アプリでもWebサイトでも、中身はコードです。仕組みを理解してデザインしているとしていないとでは、実装の際に大きな差が生まれます。もちろんエンジニアと一緒に機能開発することはありませんし、コードをマスターする必要もありません。例えば角丸の大きさを調整するといったことであれば、Webサイトであれば CSS、Android アプリであれば XML ファイルを編集するだけで可能です。
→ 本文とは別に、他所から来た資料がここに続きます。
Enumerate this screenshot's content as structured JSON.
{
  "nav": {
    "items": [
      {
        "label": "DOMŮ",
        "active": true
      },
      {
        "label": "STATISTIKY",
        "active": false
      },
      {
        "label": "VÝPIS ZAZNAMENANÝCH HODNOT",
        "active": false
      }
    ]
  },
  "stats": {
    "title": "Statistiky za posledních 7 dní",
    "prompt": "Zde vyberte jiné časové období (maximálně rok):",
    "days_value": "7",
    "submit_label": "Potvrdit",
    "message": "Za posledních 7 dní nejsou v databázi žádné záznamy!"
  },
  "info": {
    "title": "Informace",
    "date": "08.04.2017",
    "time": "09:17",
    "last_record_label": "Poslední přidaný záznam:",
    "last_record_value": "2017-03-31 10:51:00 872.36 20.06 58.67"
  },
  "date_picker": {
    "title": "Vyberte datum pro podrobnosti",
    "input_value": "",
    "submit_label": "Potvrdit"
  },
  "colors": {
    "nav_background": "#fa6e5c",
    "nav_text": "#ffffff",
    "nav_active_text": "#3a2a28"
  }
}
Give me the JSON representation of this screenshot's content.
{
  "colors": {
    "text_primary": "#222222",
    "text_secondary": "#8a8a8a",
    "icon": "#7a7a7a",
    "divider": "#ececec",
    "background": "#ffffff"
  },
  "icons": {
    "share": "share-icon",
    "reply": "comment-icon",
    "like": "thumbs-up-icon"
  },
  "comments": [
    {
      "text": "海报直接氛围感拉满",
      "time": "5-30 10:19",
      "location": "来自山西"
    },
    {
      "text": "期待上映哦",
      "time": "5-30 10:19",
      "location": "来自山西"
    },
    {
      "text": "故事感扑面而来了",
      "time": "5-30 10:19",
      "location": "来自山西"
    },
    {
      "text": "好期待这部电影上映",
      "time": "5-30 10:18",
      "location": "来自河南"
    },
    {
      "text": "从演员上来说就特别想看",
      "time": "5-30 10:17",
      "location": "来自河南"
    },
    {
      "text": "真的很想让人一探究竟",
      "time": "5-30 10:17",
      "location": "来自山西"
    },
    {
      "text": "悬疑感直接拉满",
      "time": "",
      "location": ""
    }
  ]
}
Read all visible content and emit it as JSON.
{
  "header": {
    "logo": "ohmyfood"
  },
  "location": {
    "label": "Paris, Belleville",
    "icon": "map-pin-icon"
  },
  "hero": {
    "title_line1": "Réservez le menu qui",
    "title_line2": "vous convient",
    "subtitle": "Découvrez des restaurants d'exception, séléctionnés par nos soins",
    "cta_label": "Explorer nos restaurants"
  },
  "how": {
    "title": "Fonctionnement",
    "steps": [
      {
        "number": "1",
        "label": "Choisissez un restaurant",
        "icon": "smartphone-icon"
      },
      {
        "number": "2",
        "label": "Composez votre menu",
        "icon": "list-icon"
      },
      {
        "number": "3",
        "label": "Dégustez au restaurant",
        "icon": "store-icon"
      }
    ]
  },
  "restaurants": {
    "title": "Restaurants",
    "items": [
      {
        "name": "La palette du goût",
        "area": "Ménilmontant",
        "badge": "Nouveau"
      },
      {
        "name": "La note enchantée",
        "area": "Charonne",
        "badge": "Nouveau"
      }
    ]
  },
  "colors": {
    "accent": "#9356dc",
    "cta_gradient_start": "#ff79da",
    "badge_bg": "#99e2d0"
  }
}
デザイナーがコーディングに参加するためにも、Git のサブモジュールをつくるなどといった準備が必要になります。ただ、こうしたデザインの詳細をデザイナーが受け持つことで製品の質だけでなく、エンジニアからの信頼を得ることになるでしょう。

5. 早く見せる

エンジニアの仕事を1日追うと気付くのが、とにかく早いこと。その日にできあがったコードを何度もテスト環境で確認したり、数回コードをコミットすることがあります。スピーディな開発のなか、デザイナーがひとりだけ「3日後に何か出します」では完全にサイクルからはみ出たかたちになります。その日のうちに出す方法はあるか? 1時間後に出す術をもっているか?どの部分の質を(一時的に)落とすことでスピードが上げることができるか? 今の段階で伝わっていなければならないことは何か? こうした質問に応えることが、デザインのスピードを上げるキッカケになります。未完成品が開発プロセス参加のチケットです。

6. フィードバックを受け付ける

自分が試したデザイン成果物が開発プロセスの改善につながったかどうか聞くようにしています。やってはみたけど、うまくいかなかった。かえってプロセスを遅らせてしまうこともあります。その原因は何なのか、どのような成果物が好まれるのかは相手によって異なります。エンジニアもこうしたコミュニケーションの溝について悩んでいることも少なくありません。プロセスの改善はデザイナーをはじめ、参加している全員のもつ課題。一緒に受け持って考えることで、環境に合った最適な答えを見つけることができるはずです。